La durée de la quarantaine répond à une logique simple : le temps d’incubation du hantavirus. La période entre l’exposition et l’apparition éventuelle des symptômes varie de trois à six semaines, c’est pourquoi la femme restera isolée pendant ce laps de temps. Si son test revient négatif, un second prélèvement sera réalisé au bout d’une semaine, conformément au protocole fixé par le ministère de la Santé et de l’Éducation.
Trois contacts ont été identifiés en Espagne après le vol KLM en provenance de Johannesbourg. L’un des cas est déjà hospitalisé à Alicante avec des symptômes compatibles avec le hantavirus.
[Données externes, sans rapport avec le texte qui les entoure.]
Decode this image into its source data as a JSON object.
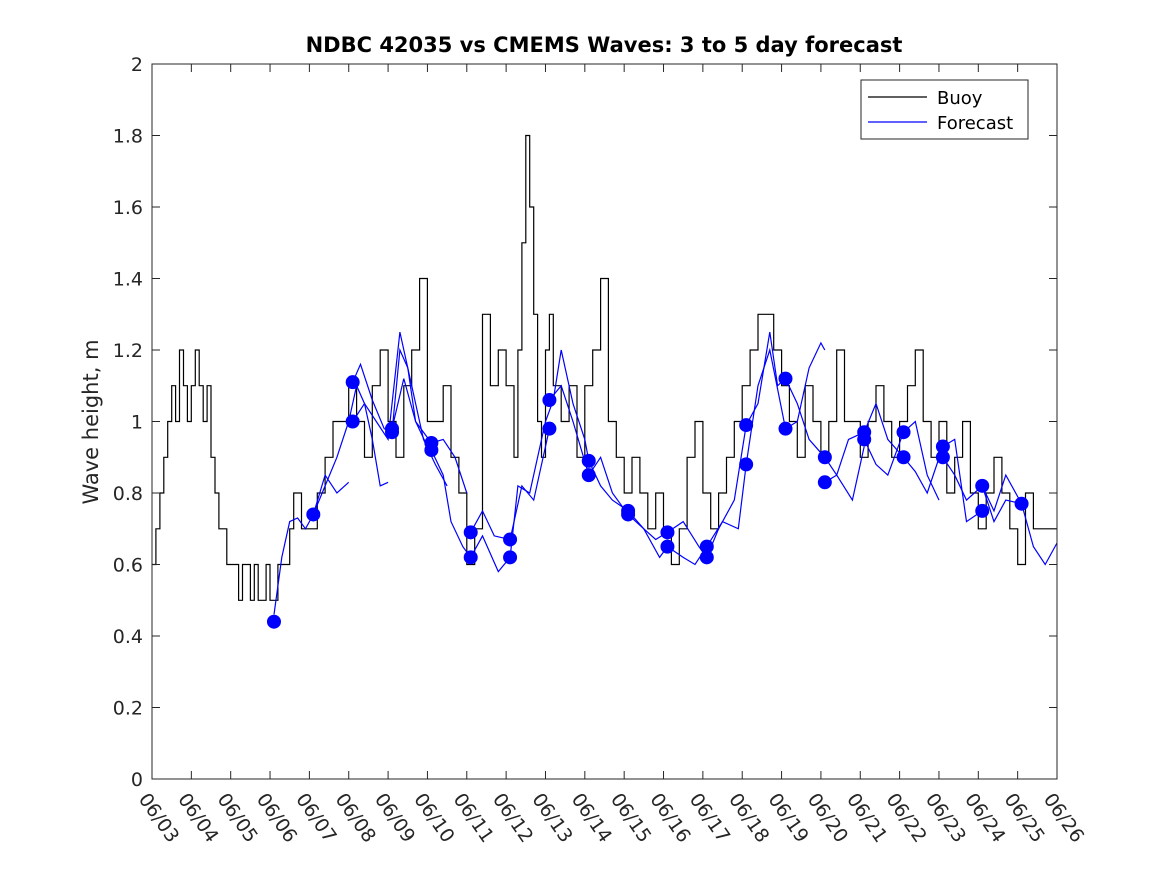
{
  "chart_data": {
    "type": "line",
    "title": "NDBC 42035 vs CMEMS Waves: 3 to 5 day forecast",
    "ylabel": "Wave height, m",
    "xlabel": "",
    "xlim": [
      3,
      26
    ],
    "ylim": [
      0,
      2
    ],
    "yticks": [
      0,
      0.2,
      0.4,
      0.6,
      0.8,
      1,
      1.2,
      1.4,
      1.6,
      1.8,
      2
    ],
    "ytick_labels": [
      "0",
      "0.2",
      "0.4",
      "0.6",
      "0.8",
      "1",
      "1.2",
      "1.4",
      "1.6",
      "1.8",
      "2"
    ],
    "xticks": [
      3,
      4,
      5,
      6,
      7,
      8,
      9,
      10,
      11,
      12,
      13,
      14,
      15,
      16,
      17,
      18,
      19,
      20,
      21,
      22,
      23,
      24,
      25,
      26
    ],
    "xtick_labels": [
      "06/03",
      "06/04",
      "06/05",
      "06/06",
      "06/07",
      "06/08",
      "06/09",
      "06/10",
      "06/11",
      "06/12",
      "06/13",
      "06/14",
      "06/15",
      "06/16",
      "06/17",
      "06/18",
      "06/19",
      "06/20",
      "06/21",
      "06/22",
      "06/23",
      "06/24",
      "06/25",
      "06/26"
    ],
    "legend": {
      "position": "top-right",
      "entries": [
        "Buoy",
        "Forecast"
      ]
    },
    "colors": {
      "buoy": "#000000",
      "forecast": "#0000ff"
    },
    "series": [
      {
        "name": "Buoy",
        "x": [
          3.0,
          3.1,
          3.2,
          3.3,
          3.4,
          3.5,
          3.6,
          3.7,
          3.8,
          3.9,
          4.0,
          4.1,
          4.2,
          4.3,
          4.4,
          4.5,
          4.6,
          4.7,
          4.8,
          4.9,
          5.0,
          5.1,
          5.2,
          5.3,
          5.4,
          5.5,
          5.6,
          5.7,
          5.8,
          5.9,
          6.0,
          6.1,
          6.2,
          6.3,
          6.4,
          6.5,
          6.6,
          6.7,
          6.8,
          6.9,
          7.0,
          7.2,
          7.4,
          7.6,
          7.8,
          8.0,
          8.2,
          8.4,
          8.6,
          8.8,
          9.0,
          9.2,
          9.4,
          9.6,
          9.8,
          10.0,
          10.2,
          10.4,
          10.6,
          10.8,
          11.0,
          11.2,
          11.4,
          11.6,
          11.8,
          12.0,
          12.2,
          12.3,
          12.4,
          12.5,
          12.6,
          12.7,
          12.8,
          12.9,
          13.0,
          13.1,
          13.2,
          13.4,
          13.6,
          13.8,
          14.0,
          14.2,
          14.4,
          14.6,
          14.8,
          15.0,
          15.2,
          15.4,
          15.6,
          15.8,
          16.0,
          16.2,
          16.4,
          16.6,
          16.8,
          17.0,
          17.2,
          17.4,
          17.6,
          17.8,
          18.0,
          18.2,
          18.4,
          18.6,
          18.8,
          19.0,
          19.2,
          19.4,
          19.6,
          19.8,
          20.0,
          20.2,
          20.4,
          20.6,
          20.8,
          21.0,
          21.2,
          21.4,
          21.6,
          21.8,
          22.0,
          22.2,
          22.4,
          22.6,
          22.8,
          23.0,
          23.2,
          23.4,
          23.6,
          23.8,
          24.0,
          24.2,
          24.4,
          24.6,
          24.8,
          25.0,
          25.2,
          25.4,
          25.6,
          25.8,
          26.0
        ],
        "y": [
          0.6,
          0.7,
          0.8,
          0.9,
          1.0,
          1.1,
          1.0,
          1.2,
          1.1,
          1.0,
          1.1,
          1.2,
          1.1,
          1.0,
          1.1,
          0.9,
          0.8,
          0.7,
          0.7,
          0.6,
          0.6,
          0.6,
          0.5,
          0.6,
          0.6,
          0.5,
          0.6,
          0.5,
          0.5,
          0.6,
          0.5,
          0.5,
          0.6,
          0.6,
          0.6,
          0.7,
          0.8,
          0.8,
          0.7,
          0.7,
          0.7,
          0.8,
          0.9,
          1.0,
          1.0,
          1.1,
          1.0,
          0.9,
          1.1,
          1.2,
          1.0,
          0.9,
          1.1,
          1.2,
          1.4,
          1.0,
          1.0,
          1.1,
          0.9,
          0.8,
          0.6,
          0.7,
          1.3,
          1.1,
          1.2,
          1.1,
          0.9,
          1.2,
          1.5,
          1.8,
          1.6,
          1.3,
          1.0,
          0.9,
          1.2,
          1.3,
          1.1,
          1.0,
          1.1,
          0.9,
          1.1,
          1.2,
          1.4,
          1.0,
          0.9,
          0.8,
          0.9,
          0.8,
          0.7,
          0.8,
          0.7,
          0.6,
          0.7,
          0.9,
          1.0,
          0.8,
          0.7,
          0.8,
          0.9,
          1.0,
          1.1,
          1.2,
          1.3,
          1.3,
          1.2,
          1.1,
          1.0,
          0.9,
          1.1,
          1.0,
          0.9,
          1.0,
          1.2,
          1.0,
          1.0,
          0.9,
          1.0,
          1.1,
          1.0,
          0.9,
          1.0,
          1.1,
          1.2,
          1.0,
          0.9,
          1.0,
          0.8,
          0.9,
          1.0,
          0.8,
          0.7,
          0.8,
          0.9,
          0.8,
          0.7,
          0.6,
          0.8,
          0.7,
          0.7,
          0.7,
          0.7
        ]
      },
      {
        "name": "Forecast",
        "segments": [
          [
            [
              6.1,
              0.46
            ],
            [
              6.3,
              0.62
            ],
            [
              6.5,
              0.72
            ],
            [
              6.7,
              0.73
            ],
            [
              6.9,
              0.7
            ],
            [
              7.1,
              0.74
            ],
            [
              7.4,
              0.85
            ],
            [
              7.7,
              0.8
            ],
            [
              8.0,
              0.83
            ]
          ],
          [
            [
              7.1,
              0.74
            ],
            [
              7.4,
              0.82
            ],
            [
              7.7,
              0.9
            ],
            [
              8.0,
              1.0
            ],
            [
              8.2,
              1.1
            ],
            [
              8.4,
              1.05
            ],
            [
              8.6,
              0.95
            ],
            [
              8.8,
              0.82
            ],
            [
              9.0,
              0.83
            ]
          ],
          [
            [
              8.1,
              1.11
            ],
            [
              8.3,
              1.16
            ],
            [
              8.6,
              1.06
            ],
            [
              8.9,
              0.98
            ],
            [
              9.1,
              0.97
            ],
            [
              9.3,
              1.2
            ],
            [
              9.5,
              1.15
            ],
            [
              9.7,
              1.0
            ],
            [
              10.0,
              0.93
            ]
          ],
          [
            [
              8.1,
              1.0
            ],
            [
              8.4,
              1.05
            ],
            [
              8.7,
              1.0
            ],
            [
              9.0,
              0.95
            ],
            [
              9.3,
              1.25
            ],
            [
              9.6,
              1.1
            ],
            [
              9.9,
              0.95
            ],
            [
              10.2,
              0.88
            ],
            [
              10.5,
              0.82
            ]
          ],
          [
            [
              9.1,
              0.98
            ],
            [
              9.4,
              1.12
            ],
            [
              9.7,
              1.0
            ],
            [
              10.1,
              0.94
            ],
            [
              10.4,
              0.95
            ],
            [
              10.7,
              0.9
            ],
            [
              11.0,
              0.8
            ]
          ],
          [
            [
              10.1,
              0.92
            ],
            [
              10.4,
              0.85
            ],
            [
              10.6,
              0.72
            ],
            [
              10.9,
              0.65
            ],
            [
              11.1,
              0.62
            ],
            [
              11.4,
              0.68
            ],
            [
              11.8,
              0.58
            ],
            [
              12.1,
              0.62
            ]
          ],
          [
            [
              11.1,
              0.69
            ],
            [
              11.4,
              0.75
            ],
            [
              11.7,
              0.68
            ],
            [
              12.1,
              0.67
            ],
            [
              12.4,
              0.82
            ],
            [
              12.7,
              0.78
            ],
            [
              13.1,
              0.98
            ]
          ],
          [
            [
              12.1,
              0.62
            ],
            [
              12.3,
              0.82
            ],
            [
              12.6,
              0.8
            ],
            [
              13.0,
              1.0
            ],
            [
              13.2,
              1.06
            ],
            [
              13.4,
              1.2
            ],
            [
              13.7,
              1.05
            ],
            [
              14.0,
              0.95
            ],
            [
              14.1,
              0.89
            ]
          ],
          [
            [
              13.1,
              1.06
            ],
            [
              13.4,
              1.1
            ],
            [
              13.7,
              1.0
            ],
            [
              14.1,
              0.85
            ],
            [
              14.4,
              0.9
            ],
            [
              14.7,
              0.8
            ],
            [
              15.1,
              0.74
            ]
          ],
          [
            [
              14.1,
              0.89
            ],
            [
              14.4,
              0.82
            ],
            [
              14.7,
              0.78
            ],
            [
              15.1,
              0.75
            ],
            [
              15.5,
              0.7
            ],
            [
              15.9,
              0.62
            ],
            [
              16.1,
              0.65
            ]
          ],
          [
            [
              15.1,
              0.74
            ],
            [
              15.5,
              0.7
            ],
            [
              15.8,
              0.67
            ],
            [
              16.1,
              0.69
            ],
            [
              16.5,
              0.72
            ],
            [
              16.9,
              0.65
            ],
            [
              17.1,
              0.62
            ]
          ],
          [
            [
              16.1,
              0.65
            ],
            [
              16.5,
              0.62
            ],
            [
              16.8,
              0.6
            ],
            [
              17.1,
              0.65
            ],
            [
              17.5,
              0.72
            ],
            [
              17.9,
              0.7
            ],
            [
              18.1,
              0.88
            ]
          ],
          [
            [
              17.1,
              0.62
            ],
            [
              17.4,
              0.7
            ],
            [
              17.8,
              0.78
            ],
            [
              18.1,
              0.99
            ],
            [
              18.4,
              1.05
            ],
            [
              18.7,
              1.25
            ],
            [
              18.9,
              1.1
            ],
            [
              19.1,
              1.12
            ]
          ],
          [
            [
              18.1,
              0.88
            ],
            [
              18.4,
              1.1
            ],
            [
              18.7,
              1.2
            ],
            [
              19.1,
              0.98
            ],
            [
              19.4,
              1.0
            ],
            [
              19.7,
              1.15
            ],
            [
              20.0,
              1.22
            ],
            [
              20.1,
              1.2
            ]
          ],
          [
            [
              19.1,
              1.12
            ],
            [
              19.4,
              1.05
            ],
            [
              19.7,
              0.95
            ],
            [
              20.1,
              0.9
            ],
            [
              20.4,
              0.85
            ],
            [
              20.8,
              0.78
            ],
            [
              21.1,
              0.93
            ]
          ],
          [
            [
              20.1,
              0.83
            ],
            [
              20.4,
              0.85
            ],
            [
              20.7,
              0.95
            ],
            [
              21.1,
              0.97
            ],
            [
              21.4,
              1.05
            ],
            [
              21.7,
              0.95
            ],
            [
              22.1,
              0.9
            ]
          ],
          [
            [
              21.1,
              0.95
            ],
            [
              21.4,
              0.88
            ],
            [
              21.7,
              0.85
            ],
            [
              22.1,
              0.97
            ],
            [
              22.4,
              1.0
            ],
            [
              22.7,
              0.85
            ],
            [
              23.0,
              0.78
            ]
          ],
          [
            [
              22.1,
              0.9
            ],
            [
              22.4,
              0.86
            ],
            [
              22.7,
              0.8
            ],
            [
              23.1,
              0.93
            ],
            [
              23.4,
              0.95
            ],
            [
              23.7,
              0.72
            ],
            [
              24.1,
              0.75
            ]
          ],
          [
            [
              23.1,
              0.9
            ],
            [
              23.4,
              0.85
            ],
            [
              23.7,
              0.78
            ],
            [
              24.1,
              0.82
            ],
            [
              24.4,
              0.75
            ],
            [
              24.7,
              0.85
            ],
            [
              25.1,
              0.77
            ]
          ],
          [
            [
              24.1,
              0.82
            ],
            [
              24.4,
              0.72
            ],
            [
              24.7,
              0.78
            ],
            [
              25.1,
              0.77
            ],
            [
              25.4,
              0.65
            ],
            [
              25.7,
              0.6
            ],
            [
              26.0,
              0.66
            ]
          ]
        ],
        "markers": [
          [
            6.1,
            0.44
          ],
          [
            7.1,
            0.74
          ],
          [
            8.1,
            1.11
          ],
          [
            8.1,
            1.0
          ],
          [
            9.1,
            0.98
          ],
          [
            9.1,
            0.97
          ],
          [
            10.1,
            0.94
          ],
          [
            10.1,
            0.92
          ],
          [
            11.1,
            0.69
          ],
          [
            11.1,
            0.62
          ],
          [
            12.1,
            0.67
          ],
          [
            12.1,
            0.62
          ],
          [
            13.1,
            1.06
          ],
          [
            13.1,
            0.98
          ],
          [
            14.1,
            0.89
          ],
          [
            14.1,
            0.85
          ],
          [
            15.1,
            0.75
          ],
          [
            15.1,
            0.74
          ],
          [
            16.1,
            0.69
          ],
          [
            16.1,
            0.65
          ],
          [
            17.1,
            0.65
          ],
          [
            17.1,
            0.62
          ],
          [
            18.1,
            0.99
          ],
          [
            18.1,
            0.88
          ],
          [
            19.1,
            1.12
          ],
          [
            19.1,
            0.98
          ],
          [
            20.1,
            0.9
          ],
          [
            20.1,
            0.83
          ],
          [
            21.1,
            0.97
          ],
          [
            21.1,
            0.95
          ],
          [
            22.1,
            0.97
          ],
          [
            22.1,
            0.9
          ],
          [
            23.1,
            0.93
          ],
          [
            23.1,
            0.9
          ],
          [
            24.1,
            0.82
          ],
          [
            24.1,
            0.75
          ],
          [
            25.1,
            0.77
          ]
        ]
      }
    ]
  }
}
Une autre passagère sud-africaine, qui avait passé une semaine à Barcelone avant de rentrer chez elle, a été localisée et ne présente aucun signe de maladie.
À l’hôpital, la personne sera installée dans une chambre d’isolement et prise en charge par du personnel médical et infirmier dédié afin de limiter tout risque de transmission. Les autorités sanitaires maintiennent une surveillance active des passagers du vol et des contacts rapprochés, en appliquant des tests répétés et des quarantenes ciblées pour casser la chaîne de transmission potentielle. La situation rappelle la prudence nécessaire face à des infections peu fréquentes mais graves : l’identification rapide des contacts, le dépistage systématique et le respect strict des périodes d’isolement restent les outils principaux pour maîtriser le risque.